Updated 24 March 2017

The practice is rated as good for the care of working-age people (including those recently retired and students).

  • The needs of the working age population, those recently retired and students had been identified and the practice had adjusted the services it offered to ensure these were accessible, flexible and offered continuity of care.

  • The practice was proactive in offering online services as well as a full range of health promotion and screening that reflects the needs for this age group. For example, staff had attended NHS Health Checks training in January 2017 and will be sending out invitations to the target patient group. There was a protocol in place to act on findings.

  • There was a risk register developed for patients who had limited or no interaction with the practice; they were contacted directly by the practice as a monitoring exercise.

People experiencing poor mental health (including people with dementia)

Good

Updated 24 March 2017

The practice is rated as good for the care of people experiencing poor mental health (including people with dementia).

  • 72% of patients diagnosed with dementia had been reviewed in a face-to-face review in the preceding 12 months.

  • The practice regularly worked with multi-disciplinary teams in the case management of patients experiencing poor mental health, including those with dementia.

  • Patients at risk of developing a dementia were identified and offered an assessment.

  • The practice specifically considered the physical health needs of people with poor mental health; for example, the percentage of patients with schizophrenia, bipolar affective disorder and other psychoses who had a comprehensive, agreed care plan documented in the record was 73%.

  • The practice had a system for monitoring repeat prescribing for patients receiving medication for mental health needs. For example, there was a system to identify patients who requested prescriptions early and they planned to monitor patients so that those who fail to renew their prescription for medicines are identified.

  • The practice had told patients experiencing poor mental health about how to access various support groups and voluntary organisations.

  • The practice had a system in place to follow up patients who had attended accident and emergency where they may have been experiencing poor mental health.

People whose circumstances may make them vulnerable

Good

Updated 24 March 2017

The practice is rated as good for the care of people whose circumstances may make them vulnerable.

  • The practice held a register of patients living in vulnerable circumstances including homeless people and those with a learning disability.

  • The practice offered longer appointments for patients with a learning disability.

  • The practice regularly worked with other health care professionals in the case management of vulnerable patients.

  • The practice informed vulnerable patients about how to access various support groups and voluntary organisations.

  • Staff knew how to recognise signs of abuse in vulnerable adults and children.
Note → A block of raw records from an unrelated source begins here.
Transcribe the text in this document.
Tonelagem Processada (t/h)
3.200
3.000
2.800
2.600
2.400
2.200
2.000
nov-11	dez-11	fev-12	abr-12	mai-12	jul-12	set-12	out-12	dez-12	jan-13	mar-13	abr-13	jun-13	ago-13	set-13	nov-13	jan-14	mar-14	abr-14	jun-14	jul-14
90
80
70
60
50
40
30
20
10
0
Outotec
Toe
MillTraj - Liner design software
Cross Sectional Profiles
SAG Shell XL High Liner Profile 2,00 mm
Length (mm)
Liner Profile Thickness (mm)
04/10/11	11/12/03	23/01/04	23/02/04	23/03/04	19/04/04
Staff were aware of their responsibilities regarding information sharing, documentation of safeguarding concerns and how to contact relevant agencies in normal working hours and out of hours.

  • The practice had a system in place for sharing child protection information and responded to MARAC) requests was shared. The practice sent a list monthly to the Bristol and South Gloucestershire team of health visitors that covered the practice advising them of any newly registered patients under the age of five.